In addition, there were no significant differences between the pre-school group and school-age group in TNSS (Baseline: Z=0.053; SLIT 0.5: Z=0.010; SLIT 1: Z=2.132; SLIT 2: Z=0.020, all P>0.05), VAS (Baseline: Z=0.689; SLIT 0.5: Z=2.555; SLIT 1: Z=0.209; SLIT 2: Z=0.001, all P>0.05) and TMS scores (Baseline: Z=0.522; SLIT 1: Z=1.468; SLIT 2: Z=0.267, all P>0.05) after SLIT for half a year, one year and two years (Fig. 2a–c).

Figure 2.

TNSS, VAS and TMS scores in pre-school and school-age groups before and after SLIT treatment. (a) TNSS, (b) TMS, (c) VAS (*P<0.05, #P>0.05, compared between two subgroups). SLIT=sublingual immunotherapy; TNSS=total nasal symptom score; VAS=visual analogue scale; TMS=total medication score; AEs=adverse events.

(0.24MB).

None of the children required hospitalisation or withdrew from the study because of AEs. No severe systemic AEs, anaphylaxis, or use of adrenaline were reported. 30 patients reported 36 AEs. Sixteen and 20 AEs were found in the pre-school group and school-age group, respectively. The majority of AEs were slight local reactions and all AEs were relieved. There were no significant differences between the pre-school group and school-age group (χ2=0.063, P>0.05) (Fig. 2d).

Discussion

In a randomised double-blind placebo controlled study, Bahceciler et al.15 found that half-a-year SLIT can obviously improve the lung function of AR with allergic asthma (AS) in children, and reduce inhaled corticosteroids. A study of 3–13 year old children with AR for one year of SLIT, found that after treatment for seven months, compared with the control group, SLIT group has sustained efficacy during the treatment period.16 A large number of research data showed that SLIT can significantly reduce the severity of symptoms in AR. The effect is closely related to the course of SLIT, but related research is still rare. In this study, we found that the subjective symptoms decreased significantly after SLIT for six months. In addition, there are no significant differences between the one- and two-year SLIT groups. The efficacy has sustained during the whole SLIT period, and the symptoms gradually stabilised after one year.

Dust mite is one of the most common indoor allergens and the main cause of AR in children. In daily life, especially for children, it is very difficult to avoid exposure to dust mites, so the early intervention of AR caused by dust mites should be paid enough attention.17 Shao et al.16 found that SLIT with D. farinae extracts is effective in subjective and objective symptom improvements in children aged 3–5 years. But in China, there are few reports about SLIT in children with AR, especially in young children. In this study, 282 children with dust mite AR were divided into pre-school (2–6 years old) and school-age (7–13 years old) groups, and the results showed that there were no significant differences in TNSS, VAS and TMS scores between these two groups after SLIT for half a year, one year and two years. It is worth mentioning that 15 children aged 2–3 years were included in our study, and the symptoms have been greatly improved after two-year SLIT.

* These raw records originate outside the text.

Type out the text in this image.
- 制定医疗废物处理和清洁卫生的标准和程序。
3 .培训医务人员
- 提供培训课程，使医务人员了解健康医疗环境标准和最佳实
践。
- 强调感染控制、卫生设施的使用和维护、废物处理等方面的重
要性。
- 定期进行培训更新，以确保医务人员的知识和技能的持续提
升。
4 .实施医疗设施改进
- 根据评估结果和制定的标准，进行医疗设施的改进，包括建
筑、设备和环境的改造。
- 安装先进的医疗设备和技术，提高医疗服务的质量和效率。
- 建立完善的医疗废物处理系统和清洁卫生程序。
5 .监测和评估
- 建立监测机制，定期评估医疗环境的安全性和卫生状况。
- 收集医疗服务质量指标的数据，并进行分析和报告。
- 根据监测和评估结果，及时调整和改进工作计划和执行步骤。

During the course of treatment, 30 patients reported 36 adverse reactions, the total incidence of adverse reactions was only 10%. Moreover, the majority of AEs were slight local reactions. These AEs generally occurred during the first few weeks of treatment and were relieved within a few days without any medical intervention. Other AEs were relieved after dose adjustment of D. farinae extracts along with medication (oral antihistamines or intranasal corticosteroid) according to the suggestions from physician.

Conclusion

SLIT with D. farinae drops is clinically effective and safe in pre-school and school-age patients with HDM-induced AR, including very young children less than four years old.

Conflict of interest

The authors have no conflict of interest to declare.

Acknowledgements

This work was supported by Beijing Municipal Science and Technology Project (Z131100006813044) and Beijing Municipal Administration of Hospitals Clinical Medicine Development of Special Funding Support (ZYLX201508). We thank the staffs from Beijing Children's Hospital for their help and collaboration.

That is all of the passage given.